There is an assay of copper by refining a small parcel & then recconing what will be the wast charges & trouble in refining a Tunn of {illeg}such copper. And such an assay is usefull in buying f coarse copper to be refined but is of little or no use in buying fine copper, nor proper for the Mint. The price of fine copper depends upon the malleability, & two parcels of fine copper equally fine, may differ very much in their malleability & by consequence in their price. Copper refined to that degree & in that manner as to be malleable without cracking when red hot is the fittest material for manufacturing into all sorts of copper vessels & by consequence for money. The Swedish copper money is of this standard; And such copper is usually valued at about 11d per lwt. And if it be made still more soft & malleable the wire-drawer may value it at two or three shillings per lwt because of its fitness for his use. Tis the ductility that makes it usefull & the usefulness that sets a price upon it & the trial by hammering & bending hot & cold that determins the ductility. This is the assay by which Refiners of Copper know when their Copper is fully fine & ready to vitrify & by consequence the proper assay for receiving fine copper into the Mint. For it determins the fineness & the malleability at once, no coarse copper being malleable.
By the estimates of Workmen the charges of repairing & fitting up the houses in the Irish Mint for a coynage of copper, will amount to about 146li.

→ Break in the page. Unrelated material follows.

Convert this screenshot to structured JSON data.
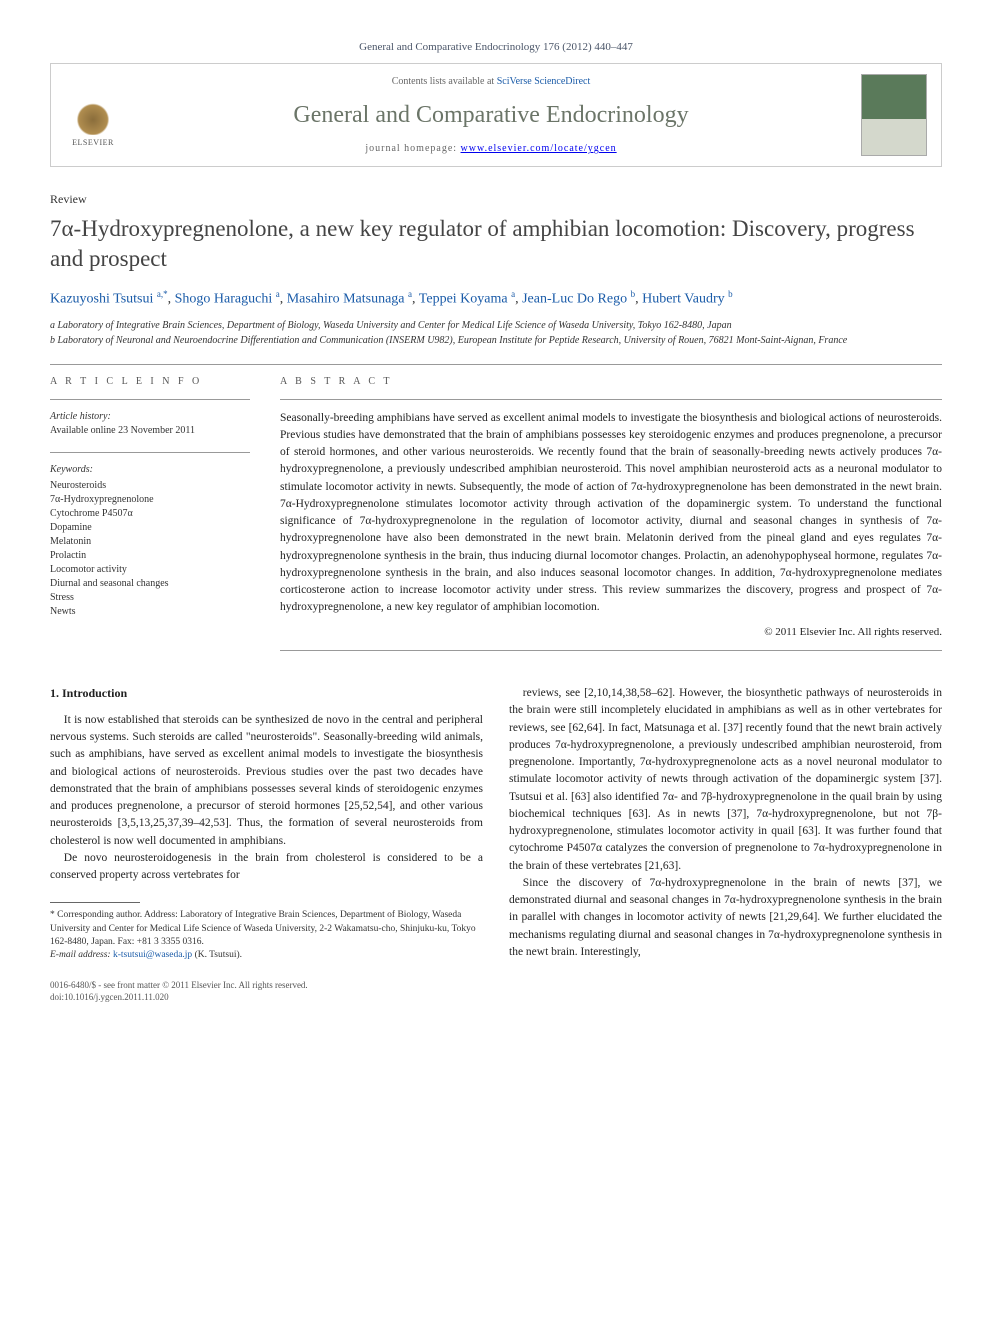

And the putting up a furnace in the melting house with all things answerable for making an experiment by casting will cost about 32li more. And a small parcel of copper for making an experiment may cost about 20li more. If yor Lordp please to impress 200li to me for this service upon accompt it may be repaid out of the copper coynage
All wch is most humbly submitted to yor Lordps great Wisdom
Is. Newton
Mint Office 12 Mar. 1713.
Source
MINT 19/2/305, National Archives, Kew, Richmond, Surrey, UK12 March 1713 [= 1714], c. 583 words.